A model-free measure of Granger causality in expectiles is proposed, generalizing the traditional mean-based measure to arbitrary positions of the conditional distribution. Expectiles are the only law-invariant risk measures that are both coherent and elicitable, making them particularly well-suited for studying distributional Granger causality where risk quantification and forecast evaluation are both relevant. Based on this measure, a test is developed using M-vine copula models that accounts for multivariate Granger causality with $d+1$ series under non-linear and non-Gaussian dependence, without imposing parametric assumptions on the joint distribution. Strong consistency of the test statistic is established under some regularity conditions. In finite samples, simulations show accurate size control and power increasing with sample size. A key advantage is the joint testing capability: causal relationships invisible to pairwise tests can be detected, as demonstrated both theoretically and empirically. Two applications to international stock market indices at the global and Asian regional level illustrate the practical relevance of the proposed framework.

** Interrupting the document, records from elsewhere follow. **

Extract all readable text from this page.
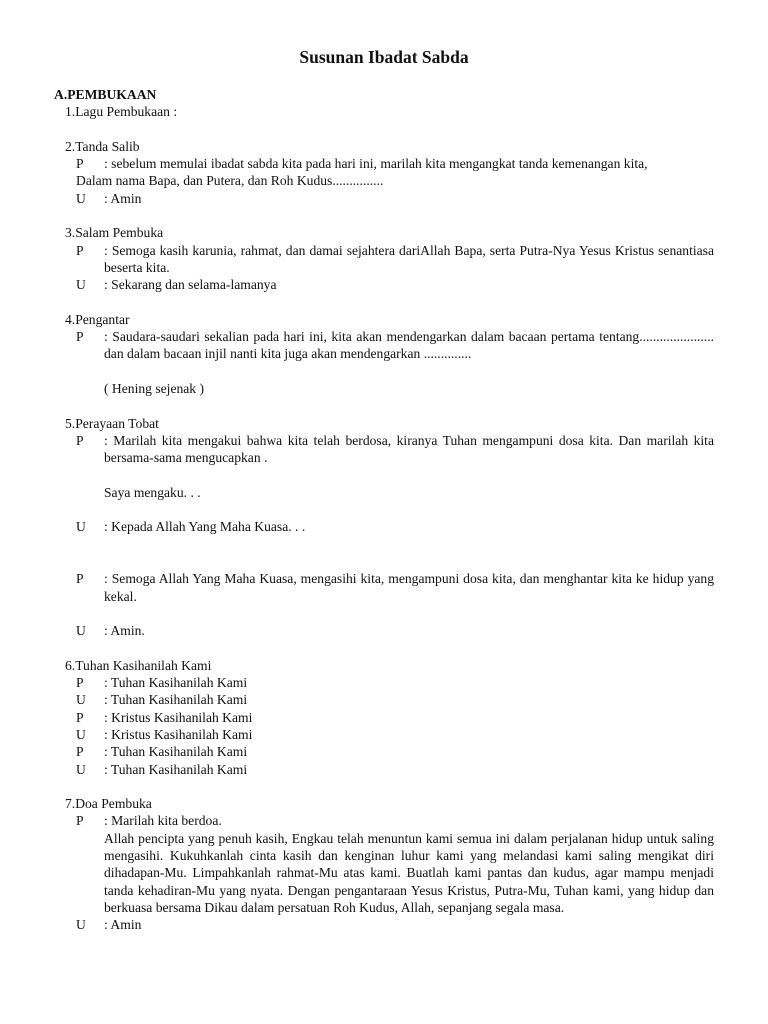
Susunan Ibadat Sabda
A.PEMBUKAAN
1.Lagu Pembukaan :
2.Tanda Salib
P	: sebelum memulai ibadat sabda kita pada hari ini, marilah kita mengangkat tanda kemenangan kita,
Dalam nama Bapa, dan Putera, dan Roh Kudus...............
U	: Amin
3.Salam Pembuka
P	: Semoga kasih karunia, rahmat, dan damai sejahtera dariAllah Bapa, serta Putra-Nya Yesus Kristus senantiasa beserta kita.
U	: Sekarang dan selama-lamanya
4.Pengantar
P	: Saudara-saudari sekalian pada hari ini, kita akan mendengarkan dalam bacaan pertama tentang...................... dan dalam bacaan injil nanti kita juga akan mendengarkan ..............
( Hening sejenak )
5.Perayaan Tobat
P	: Marilah kita mengakui bahwa kita telah berdosa, kiranya Tuhan mengampuni dosa kita. Dan marilah kita bersama-sama mengucapkan .
Saya mengaku. . .
U	: Kepada Allah Yang Maha Kuasa. . .
P	: Semoga Allah Yang Maha Kuasa, mengasihi kita, mengampuni dosa kita, dan menghantar kita ke hidup yang kekal.
U	: Amin.
6.Tuhan Kasihanilah Kami
P	: Tuhan Kasihanilah Kami
U	: Tuhan Kasihanilah Kami
P	: Kristus Kasihanilah Kami
U	: Kristus Kasihanilah Kami
P	: Tuhan Kasihanilah Kami
U	: Tuhan Kasihanilah Kami
7.Doa Pembuka
P	: Marilah kita berdoa.
Allah pencipta yang penuh kasih, Engkau telah menuntun kami semua ini dalam perjalanan hidup untuk saling mengasihi. Kukuhkanlah cinta kasih dan kenginan luhur kami yang melandasi kami saling mengikat diri dihadapan-Mu. Limpahkanlah rahmat-Mu atas kami. Buatlah kami pantas dan kudus, agar mampu menjadi tanda kehadiran-Mu yang nyata. Dengan pengantaraan Yesus Kristus, Putra-Mu, Tuhan kami, yang hidup dan berkuasa bersama Dikau dalam persatuan Roh Kudus, Allah, sepanjang segala masa.
U	: Amin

翻译：提出了一种无模型的期望值格兰杰因果关系度量方法，将传统基于均值的度量推广到条件分布的任意位置。期望值是唯一兼具一致性和可激励性的法律不变风险度量，因此在风险量化与预测评估并重的分布性格兰杰因果关系研究中具有独特优势。基于该度量，利用M-vine copula模型开发了一种检验方法，该模型可处理具有$d+1$个序列的非线性和非高斯依赖下的多元格兰杰因果关系，无需对联合分布施加参数假设。在一定的正则条件下，建立了检验统计量的强相合性。有限样本仿真表明，该检验能准确控制检验水平，且检验功效随样本量增大而提高。一个关键优势在于其联合检验能力：理论和实证均证明，该方法能够检测到成对检验无法发现的因果关系。在全球和亚洲区域两个层面的国际股票市场指数应用案例，进一步展示了所提出框架的实际价值。